Headlines I Wish I Hadn’t Seen
How many pages of ObamaCare regulations are there? 13,000? 20,000? 33,000?
James Bovard: IRS targeting of political opponents is normal in U.S. history.
Hospitals hoping to attract patients and build their brands are teaming up with medical-screening companies to promote tests aimed at consumers worried about potentially deadly heart disease or strokes. What their promotions don’t say is that an influential government panel recommends against using many of the tests on people without symptoms or risk factors…
Such screenings “not only can raise [health care] costs, but also can lead to additional testing that is harmful,” [Steven] Weinberger and two co-authors wrote in the Annals of Internal Medicine journal in August, calling hospital involvement without disclosing potential downsides “unethical.” (Julie Appleby/Kaiser Health News)
Josh Barro is the latest in a long line of left-of-center critics who fault Republicans for not being real partners in the health care debate. He writes:
Liberals are tired of being lectured by conservatives about what’s wrong with their approach to health policy because conservatives haven’t been a productive partner in seeking a fix.
Josh is half right. Yes, the left gave us a “fix” in the form of ObamaCare. But I believe it’s fair to say that no serious effort was made to work with Republicans. Remember: ObamaCare didn’t get one Republican vote on final passage. That’s not surprising. A few years back, when the Republicans pushed through the Part D drug benefit under Medicare, I don’t think a single Democrat offered to help with the legislation.

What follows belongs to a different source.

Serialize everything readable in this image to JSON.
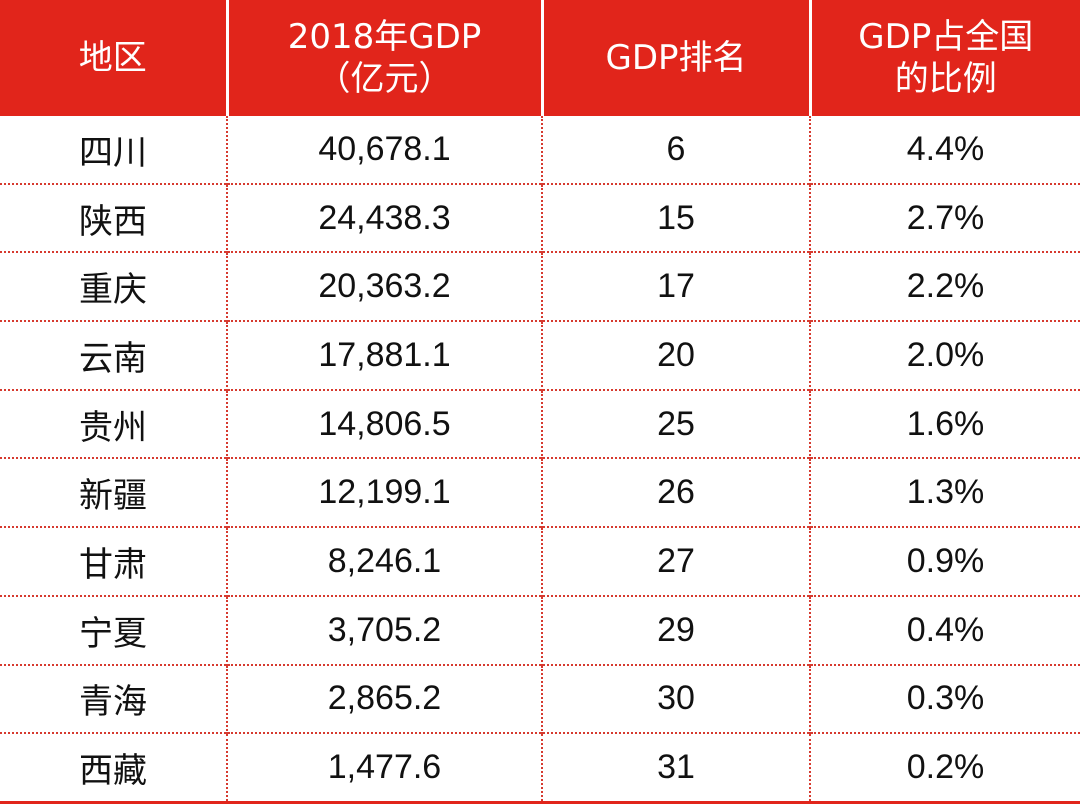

I’ve been a close observer of health care politics for a quarter of a century and in all that time I have seen very little productive interchange between the left and the right on this subject. And this is not just true of Washington. It’s true generally across the country.
Why is that?
At the most fundamental level, the left and the right approach the subject from completely opposite directions. The left invariably focuses on benefits. The right invariably focuses on costs. The left is concerned about what people are going to get. The right is concerned about how we are going to pay for it. You can find left wing health reform plans that barely mention how the reform will be paid for — or who will pay what for anything. You can find right wing reform plans that don’t even mention what medical care anyone will actually receive.

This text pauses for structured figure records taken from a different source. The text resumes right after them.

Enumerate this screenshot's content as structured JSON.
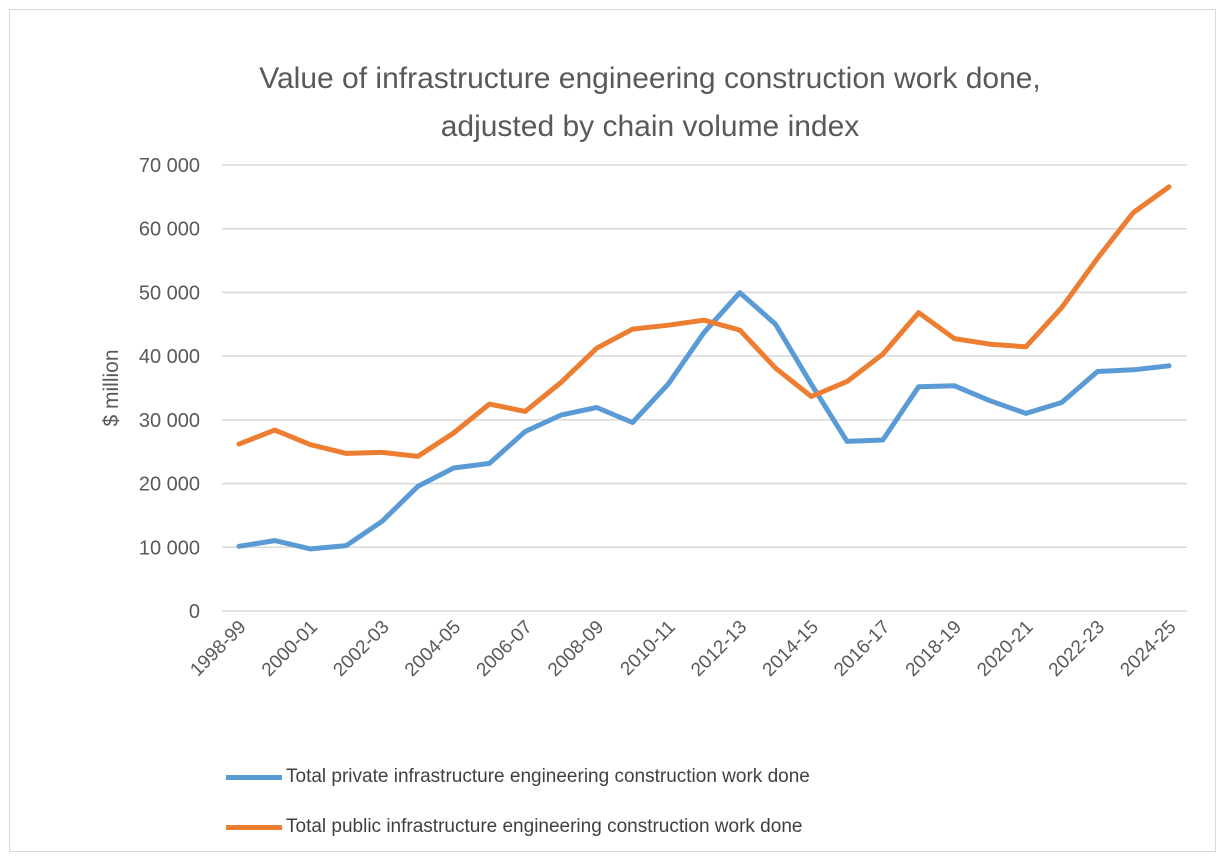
{
  "chart_data": {
    "type": "line",
    "title": "Value of infrastructure engineering construction work done, adjusted by chain volume index",
    "title_lines": [
      "Value of infrastructure engineering construction work done,",
      "adjusted by chain volume index"
    ],
    "xlabel": "",
    "ylabel": "$ million",
    "ylim": [
      0,
      70000
    ],
    "yticks": [
      0,
      10000,
      20000,
      30000,
      40000,
      50000,
      60000,
      70000
    ],
    "ytick_labels": [
      "0",
      "10 000",
      "20 000",
      "30 000",
      "40 000",
      "50 000",
      "60 000",
      "70 000"
    ],
    "grid": true,
    "legend_position": "bottom",
    "categories": [
      "1998-99",
      "1999-00",
      "2000-01",
      "2001-02",
      "2002-03",
      "2003-04",
      "2004-05",
      "2005-06",
      "2006-07",
      "2007-08",
      "2008-09",
      "2009-10",
      "2010-11",
      "2011-12",
      "2012-13",
      "2013-14",
      "2014-15",
      "2015-16",
      "2016-17",
      "2017-18",
      "2018-19",
      "2019-20",
      "2020-21",
      "2021-22",
      "2022-23",
      "2023-24",
      "2024-25"
    ],
    "xtick_labels": [
      "1998-99",
      "2000-01",
      "2002-03",
      "2004-05",
      "2006-07",
      "2008-09",
      "2010-11",
      "2012-13",
      "2014-15",
      "2016-17",
      "2018-19",
      "2020-21",
      "2022-23",
      "2024-25"
    ],
    "series": [
      {
        "name": "Total private infrastructure engineering construction work done",
        "color": "#5b9bd5",
        "values": [
          10150,
          11050,
          9750,
          10270,
          14080,
          19560,
          22440,
          23170,
          28180,
          30750,
          31940,
          29590,
          35610,
          43700,
          49970,
          45010,
          35600,
          26620,
          26840,
          35190,
          35350,
          32990,
          31010,
          32730,
          37590,
          37850,
          38480
        ]
      },
      {
        "name": "Total public infrastructure engineering construction work done",
        "color": "#ed7d31",
        "values": [
          26200,
          28400,
          26100,
          24730,
          24890,
          24270,
          27930,
          32480,
          31320,
          35860,
          41250,
          44230,
          44860,
          45640,
          44080,
          38120,
          33670,
          36020,
          40310,
          46840,
          42760,
          41880,
          41460,
          47620,
          55360,
          62510,
          66580
        ]
      }
    ]
  }
}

This, of course, is part of a larger division. In general, the left focuses on spending. The right focuses on taxes. But in health care the division is more pronounced. In fact, in health care the two sides don’t appear to be talking about the same subject.
Don’t take me half the way.
I suspect this is happening all over the country. In response to the Affordable Care Act:
Many organizations, including Dallas ISD, are still reviewing how much their bills will be. But some are predicting costs in the millions. The city of Dallas expects a $2.1 million annual increase in health insurance costs by 2014.
Dallas County has estimated its annual tax bill will increase by $4 million by 2018.
The Dallas County Community College District has limited the workload of its adjunct professors to 7.5 credit hours per semester, equal to two full classes and one shared with another professor.
A spokeswoman said the change…will also bring the district’s 2,500 adjuncts under the 30-hour maximum.
The city of Plano, meanwhile, will cut the hours of most of its 60 to 70 employees who work 30 hours but aren’t offered insurance. Offering coverage to all of them would have cost about $1 million.
More at The Dallas Morning News.
Health and Human Services Secretary Kathleen Sebelius has gone, hat in hand, to health industry officials, asking them to make large financial donations to help with the effort to implement President Obama’s landmark health-care law, two people familiar with the outreach said. Her unusual fundraising push comes after Congress repeatedly rejected the Obama administration’s requests for additional funds to set up the Affordable Care Act, leaving HHS to implement the president’s signature legislative accomplishment on what officials have described as a shoestring budget.
This is from Sarah Kliff.
Researchers at George Washington University looked at Medicaid “churn” — when beneficiaries move on and off the rolls because of small variations in income — and found that it leads to more hospitalizations and higher costs for patients. According to the study, a Medicaid beneficiary enrolled consistently for 12 months pays $333 in medical bills per month, on average. Patients enrolled for six months paid $469, and those enrolled for one month paid $625.
See more at The Hill.
The much-derided 21-page application was for families. It is now down to 11 pages, thanks to a trick. Eight pages in the longer application called for filling in information for four additional family members. The new form cuts these pages but says that if you have children, “make a copy of Step 2: Person 2 (pages 4 and 5) and complete.” The work required of the applicant remains the same.
Grace-Marie Turner in The Wall Street Journal.
A worrisome abdominal pain drove Jalal Afshar to seek treatment last year at healthcare giant Kaiser Permanente…Kaiser granted his request to see a specialist in Arkansas. But it ultimately declined to pay for his treatment there. By June, Afshar said, Kaiser was arranging for hospice care so that he could die at home. Afshar, 58, refused to accept that. Despite Kaiser’s stance, he went back to Arkansas for six months of stem-cell transplants, chemotherapy and other treatments that he says saved his life. Now he owes $2 million for his care and is suing the company in state court for breach of contract and unfair business practices.